St. Valentine (R.I.P.)

 I've always had a hard time with this day.  You understand.

***

I was boasting to Big the other day about how, in the Lara Demming stories, Lara continually expresses dislike for superstar Taylor Swift, which is so very far from my own opinion.  I am a fan, though I've never bought any of her albums, and know only a handful of her many, many songs.  

For example, I downloaded a track called "August" by Ms. Swift (purely at random), one I'd never heard before.  It tells about a cherished adolescent romantic experience one summer, and how fondly she remembers it . . . now that it's done.

It's familiar ground for a Taylor Swift song, and its refrain of "August slipped away like a bottle of wine, 'cause you were never mine," is like a lot of her best songs, and it occurred to me that the reason it resonates (with me) is because she's singing about a time that is over.  She lost her virginity (or the character the song is about, anyway) to some (presumably) dude, and for just a little while, all was right in the world.  

And then the world continued to rotate, and soon enough, it was all over, in the rear view, as I have grown fond of saying.


And that's what works about these Taylor Swift songs: there's a palpable heartbreak to a lot of them, some wistfulness, some anger, some regret, some embarrassment, maybe.  But the romance is in the rear view, and for me, that's so easy to relate to, even if it wasn't my personal experience.

There's so much negativity toward her right now--gotta be at an all-time high--so I figured, unlike Lara Demming*, I'd try to say something positive.  I especially like the bit where she says 

So much for summer love and saying "us"'Cause you weren't mine to lose.

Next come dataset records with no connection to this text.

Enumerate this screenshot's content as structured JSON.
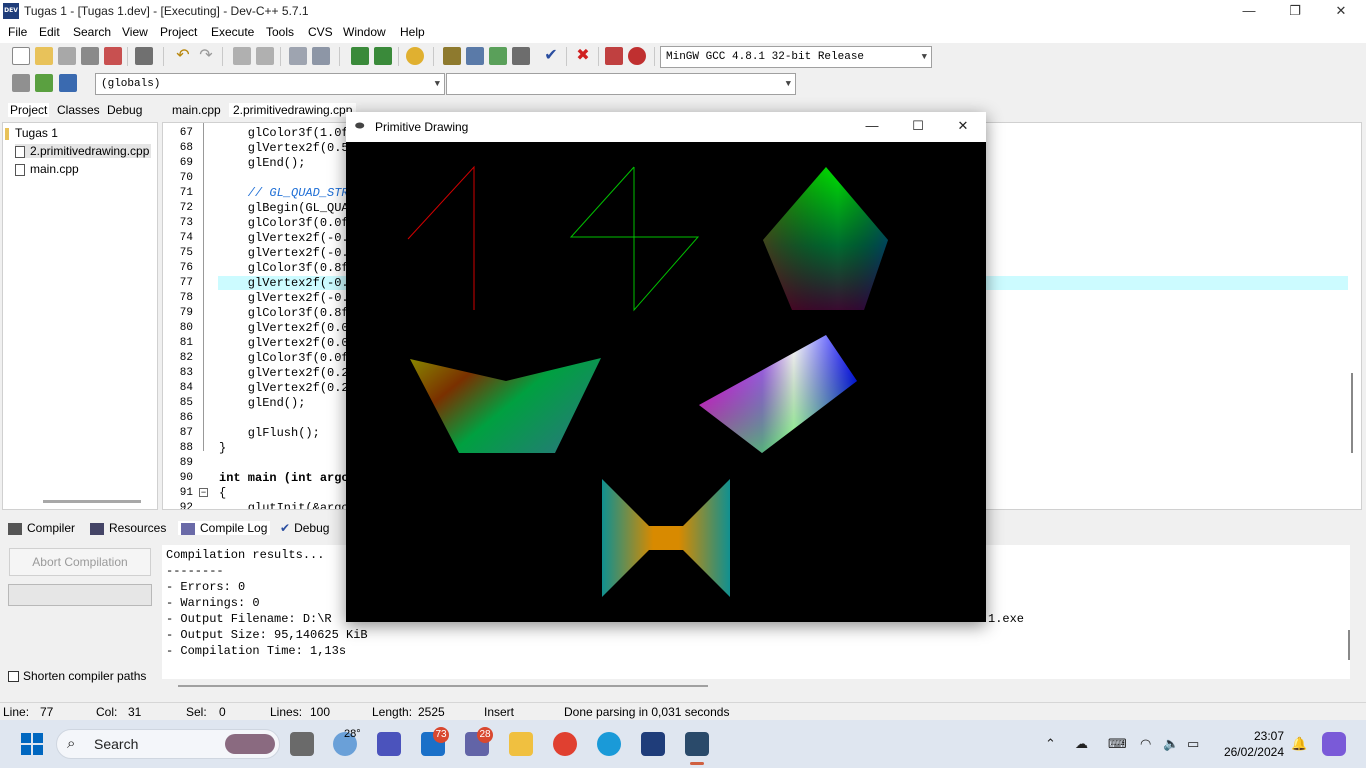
{
  "window": {
    "title": "Tugas 1 - [Tugas 1.dev] - [Executing] - Dev-C++ 5.7.1",
    "app_icon_text": "DEV",
    "min": "—",
    "max": "❐",
    "close": "✕"
  },
  "menu": [
    "File",
    "Edit",
    "Search",
    "View",
    "Project",
    "Execute",
    "Tools",
    "CVS",
    "Window",
    "Help"
  ],
  "toolbar": {
    "compiler": "MinGW GCC 4.8.1 32-bit Release",
    "scope": "(globals)",
    "symbol": ""
  },
  "left_tabs": [
    "Project",
    "Classes",
    "Debug"
  ],
  "project_tree": {
    "root": "Tugas 1",
    "files": [
      "2.primitivedrawing.cpp",
      "main.cpp"
    ]
  },
  "editor_tabs": [
    "main.cpp",
    "2.primitivedrawing.cpp"
  ],
  "code_lines": [
    {
      "n": "67",
      "t": "    glColor3f(1.0f"
    },
    {
      "n": "68",
      "t": "    glVertex2f(0.5"
    },
    {
      "n": "69",
      "t": "    glEnd();"
    },
    {
      "n": "70",
      "t": ""
    },
    {
      "n": "71",
      "t": "    // GL_QUAD_STR"
    },
    {
      "n": "72",
      "t": "    glBegin(GL_QUAD"
    },
    {
      "n": "73",
      "t": "    glColor3f(0.0f"
    },
    {
      "n": "74",
      "t": "    glVertex2f(-0."
    },
    {
      "n": "75",
      "t": "    glVertex2f(-0."
    },
    {
      "n": "76",
      "t": "    glColor3f(0.8f"
    },
    {
      "n": "77",
      "t": "    glVertex2f(-0.("
    },
    {
      "n": "78",
      "t": "    glVertex2f(-0.("
    },
    {
      "n": "79",
      "t": "    glColor3f(0.8f"
    },
    {
      "n": "80",
      "t": "    glVertex2f(0.0!"
    },
    {
      "n": "81",
      "t": "    glVertex2f(0.0!"
    },
    {
      "n": "82",
      "t": "    glColor3f(0.0f"
    },
    {
      "n": "83",
      "t": "    glVertex2f(0.2!"
    },
    {
      "n": "84",
      "t": "    glVertex2f(0.2!"
    },
    {
      "n": "85",
      "t": "    glEnd();"
    },
    {
      "n": "86",
      "t": ""
    },
    {
      "n": "87",
      "t": "    glFlush();"
    },
    {
      "n": "88",
      "t": "}"
    },
    {
      "n": "89",
      "t": ""
    },
    {
      "n": "90",
      "t": "int main (int argc"
    },
    {
      "n": "91",
      "t": "{"
    },
    {
      "n": "92",
      "t": "    glutInit(&argc"
    }
  ],
  "bottom_tabs": [
    "Compiler",
    "Resources",
    "Compile Log",
    "Debug"
  ],
  "abort_button": "Abort Compilation",
  "shorten_paths": "Shorten compiler paths",
  "compile_log": [
    "Compilation results...",
    "--------",
    "- Errors: 0",
    "- Warnings: 0",
    "- Output Filename: D:\\R",
    "- Output Size: 95,140625 KiB",
    "- Compilation Time: 1,13s"
  ],
  "compile_log_tail": "1.exe",
  "status": {
    "line_label": "Line:",
    "line": "77",
    "col_label": "Col:",
    "col": "31",
    "sel_label": "Sel:",
    "sel": "0",
    "lines_label": "Lines:",
    "lines": "100",
    "length_label": "Length:",
    "length": "2525",
    "mode": "Insert",
    "message": "Done parsing in 0,031 seconds"
  },
  "gl_window": {
    "title": "Primitive Drawing",
    "min": "—",
    "max": "☐",
    "close": "✕"
  },
  "taskbar": {
    "search": "Search",
    "weather": "28°",
    "mail_badge": "73",
    "teams_badge": "28",
    "time": "23:07",
    "date": "26/02/2024"
  }
}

Fleeting, isn't it?  Just like life.

So, I listen to the song (over and over, as is my wont) instead of dwelling on this abhorrent day, and pretend that I share the bittersweet memory of that August day with the writer(s?) of this song.

Take care.




*I even toyed with writing a story where Holcomb surprises Lara on her fifteenth birthday with some happy news: that singer she hates so much has died in a tragic, one-in-a-million accident.  Lara is mortified, realizing that her complaints about her least-favorite singer have inspired her well-meaning guardian to murder the musician.  But when she opens her phone, she finds that Florida hip-hop artist Sailor Twift was killed in a bizarre petting zoo calamity.  She spends her birthday trying to decide whether to explain the witch's mistake, and when she finally does, Holcomb claims to have done nothing to anyone, and presents her more banal present to the girl: a candy cane that allows her to see in the dark.